Obama, Notre Dame and the Intra-Catholic Struggle
As you probably know by now, President Obama is due to deliver the commencement address and pick up an honorary degree from the University of Notre Dame on Sunday. And protests over the appearance--and much earlier, over the invitation--have become a big cause celebre for conservative Catholics, including a sizable chunk of the Church hierarchy.
The issue, of course, is whether a Catholic university should be honoring or even listening to a pro-choice president, given the Church's position on abortion, and more to the point, given the conviction of anti-abortion activists that Obama is presiding over a twenty-first century version of the Holocaust.
But the annoying thing about the controversy is the planted axiom in much of the coverage that Catholics are having to decide whether their anti-abortion beliefs should trump every other moral and political issue, or simple respect to a President of the United States. We are often told that a majority of Catholics voted for Obama, and support the decision to invite him to speak at Notre Dame. The impression often left is that Catholics have forgotten about the primacy of "life" issues, and have let themselves be lured into error by concerns over, say, their jobs or health care needs or global warming, or their opposition to Bush foreign policies.
But it's important to understand that this isn't just a matter of priorities for millions of American Catholics: they are actually no more likely to hold anti-abortion views than the rest of the U.S. population. According to a new Quinnipiac poll, 13 percent of Catholics think abortion should be legal in all cases, while 37 percent think it should be legal in most cases; voters as a whole break down at 15% and 37%. Only 16% of Catholics (as compared with 14% of Americans as a whole) think abortion should be illegal in all cases.
Now it's entirely possible to be in favor of legalized abortion while still deploring the practice. But it seems Catholics are no more likely to be "morally opposed" to abortion than other Americans. According to a recent Gallup survey, 40% of Catholics (as compared to 41% of non-Catholics) consider abortion "morally acceptable." And that's not so strange, since the same survey shows 71% of Catholics finding divorce "morally acceptable" (the number is 66% among non-Catholics), with similarly positive moral acceptance levels for pre-marital sex (67%, compared to 57% of non-Catholics), having a child out of wedlock (61%; 52% among non-Catholics) and homosexual relations (54%; 45% of non-Catholics). None of these positions, of course, are in line with contemporary Church doctrine.

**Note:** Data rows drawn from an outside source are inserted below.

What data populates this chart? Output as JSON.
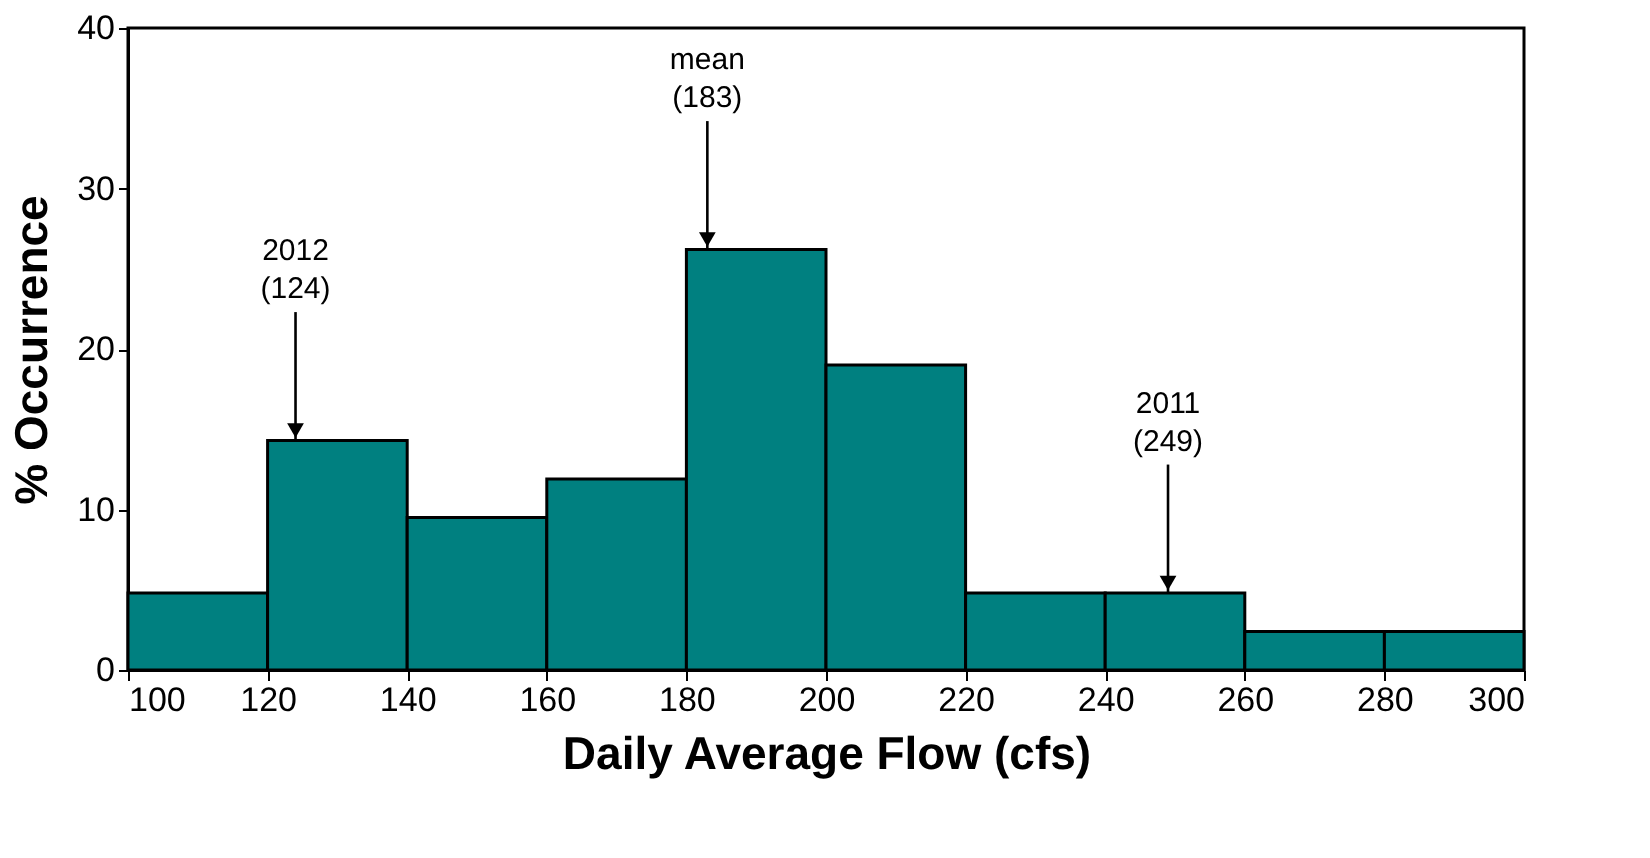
{
  "chart_data": {
    "type": "histogram",
    "xlabel": "Daily Average Flow (cfs)",
    "ylabel": "% Occurrence",
    "bins": [
      100,
      120,
      140,
      160,
      180,
      200,
      220,
      240,
      260,
      280,
      300
    ],
    "values": [
      4.8,
      14.3,
      9.5,
      11.9,
      26.2,
      19.0,
      4.8,
      4.8,
      2.4,
      2.4
    ],
    "color": "#008080",
    "xlim": [
      100,
      300
    ],
    "xticks": [
      100,
      120,
      140,
      160,
      180,
      200,
      220,
      240,
      260,
      280,
      300
    ],
    "ylim": [
      0,
      40
    ],
    "yticks": [
      0,
      10,
      20,
      30,
      40
    ],
    "grid": false,
    "annotations": [
      {
        "text": "2012\n(124)",
        "x": 124,
        "y": 14.3
      },
      {
        "text": "mean\n(183)",
        "x": 183,
        "y": 26.2
      },
      {
        "text": "2011\n(249)",
        "x": 249,
        "y": 4.8
      }
    ]
  }
}
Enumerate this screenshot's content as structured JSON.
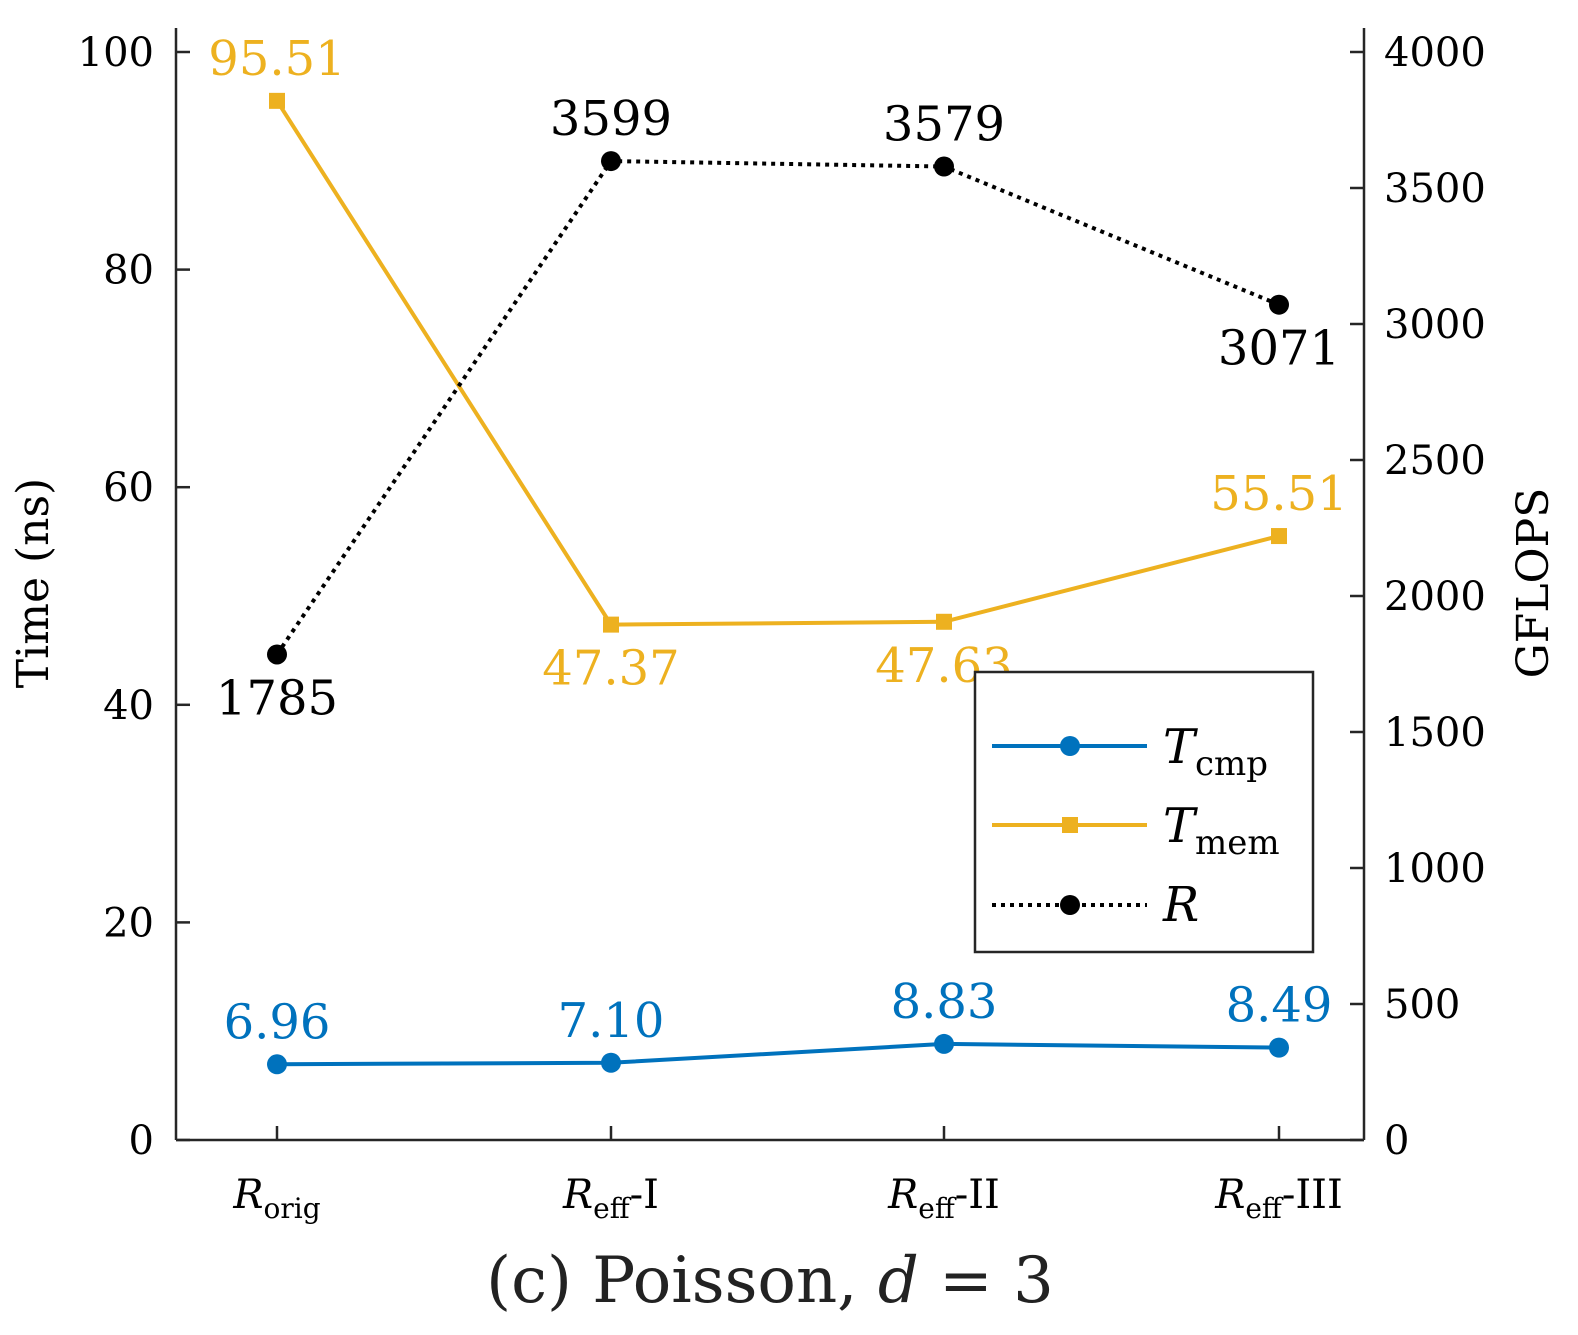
{
  "chart_data": {
    "type": "line",
    "title": "(c) Poisson, d = 3",
    "title_parts": {
      "prefix": "(c) Poisson, ",
      "var": "d",
      "suffix": " = 3"
    },
    "categories": [
      {
        "main": "R",
        "sub": "orig",
        "suffix": ""
      },
      {
        "main": "R",
        "sub": "eff",
        "suffix": "-I"
      },
      {
        "main": "R",
        "sub": "eff",
        "suffix": "-II"
      },
      {
        "main": "R",
        "sub": "eff",
        "suffix": "-III"
      }
    ],
    "ylabel_left": "Time (ns)",
    "ylabel_right": "GFLOPS",
    "ylim_left": [
      0,
      100
    ],
    "ylim_right": [
      0,
      4000
    ],
    "yticks_left": [
      0,
      20,
      40,
      60,
      80,
      100
    ],
    "yticks_right": [
      0,
      500,
      1000,
      1500,
      2000,
      2500,
      3000,
      3500,
      4000
    ],
    "legend_position": "lower-right",
    "series": [
      {
        "name": "T_cmp",
        "legend_main": "T",
        "legend_sub": "cmp",
        "axis": "left",
        "values": [
          6.96,
          7.1,
          8.83,
          8.49
        ],
        "labels": [
          "6.96",
          "7.10",
          "8.83",
          "8.49"
        ],
        "label_pos": [
          "above",
          "above",
          "above",
          "above"
        ],
        "color": "#0072BD",
        "marker": "circle",
        "line": "solid"
      },
      {
        "name": "T_mem",
        "legend_main": "T",
        "legend_sub": "mem",
        "axis": "left",
        "values": [
          95.51,
          47.37,
          47.63,
          55.51
        ],
        "labels": [
          "95.51",
          "47.37",
          "47.63",
          "55.51"
        ],
        "label_pos": [
          "above",
          "below",
          "below",
          "above"
        ],
        "color": "#EDB120",
        "marker": "square",
        "line": "solid"
      },
      {
        "name": "R",
        "legend_main": "R",
        "legend_sub": "",
        "axis": "right",
        "values": [
          1785,
          3599,
          3579,
          3071
        ],
        "labels": [
          "1785",
          "3599",
          "3579",
          "3071"
        ],
        "label_pos": [
          "below",
          "above",
          "above",
          "below"
        ],
        "color": "#000000",
        "marker": "circle",
        "line": "dotted"
      }
    ]
  }
}
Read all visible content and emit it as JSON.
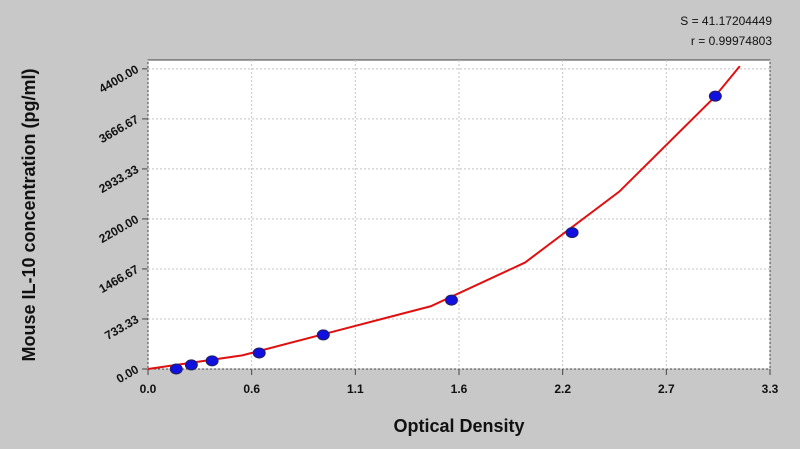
{
  "chart_data": {
    "type": "scatter",
    "annotations": [
      "S = 41.17204449",
      "r = 0.99974803"
    ],
    "x_label": "Optical Density",
    "y_label": "Mouse IL-10 concentration (pg/ml)",
    "xlim": [
      0,
      3.3
    ],
    "ylim": [
      0,
      4530
    ],
    "xticks": [
      {
        "value": 0,
        "label": "0.0"
      },
      {
        "value": 0.55,
        "label": "0.6"
      },
      1.1,
      {
        "value": 1.65,
        "label": "1.6"
      },
      2.2,
      {
        "value": 2.75,
        "label": "2.7"
      },
      3.3
    ],
    "yticks": [
      {
        "value": 0,
        "label": "0.00"
      },
      733.33,
      1466.67,
      {
        "value": 2200,
        "label": "2200.00"
      },
      2933.33,
      3666.67,
      {
        "value": 4400,
        "label": "4400.00"
      }
    ],
    "grid": true,
    "points": {
      "color": "#1010e0",
      "x": [
        0.15,
        0.23,
        0.34,
        0.59,
        0.93,
        1.61,
        2.25,
        3.01
      ],
      "y": [
        0,
        60,
        120,
        235,
        500,
        1010,
        2000,
        4000
      ]
    },
    "curve": {
      "color": "#e01010",
      "x": [
        0,
        0.5,
        1.0,
        1.5,
        2.0,
        2.5,
        3.0,
        3.14
      ],
      "y": [
        0,
        200,
        560,
        920,
        1560,
        2600,
        3970,
        4440
      ]
    }
  }
}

What this should make clear is that the brouhaha over Obama's Notre Dame appearance is less about Obama versus Catholics than Catholics versus Catholics. One of the leading agitators against Obama's appearance, First Things editor Joseph Bottum, has written a long piece arguing that the controversy is part of an epic struggle to force "elitist" Catholic colleges back into line with both the hierarchy and grassroots Catholic anti-abortion sentiment (Damon Linker ripostes that "it is Bottum and his theoconservative allies who stand on the margins of American Catholic life").
Further, the intra-Catholic struggle is an old story in this country, dating back at least to the "Americanist Heresy" furor of the late nineteenth century, which also centered on conservative claims that Catholic academicians were too accomodating to secular American culture. Interestingly enough, as Linker points out, an especially sharp rebuke to Bottum's essay came from Catholic traditionalist Patrick Deneen, who lashes politically conservative Catholics for undermining the faith and encouraging an emphasis on "individual choice" through their enthusiasm for capitalism.
The more you look at it all, Barack Obama is to a large extent a bystander in the battles over his appearance at Notre Dame, no matter how it's spun in the news media or by Republicans. Some Catholic conservatives may indeed think of him as a baby-killing libertine, but that's how they've viewed most Democratic politicians for some time now. What they're really upset about is how many of their co-religionists--whom they constantly mock as "non-observant," lapsed or "cafeteria Catholics"--reject Church doctrine on abortion and other gender and sexuality issues, and won't submit. And for all the explicit and implicit suggestions that "liberal" Catholics aren't "real" Catholics, I doubt the hard-core traditionalists are really quite prepared to invite half the American Church to walk away.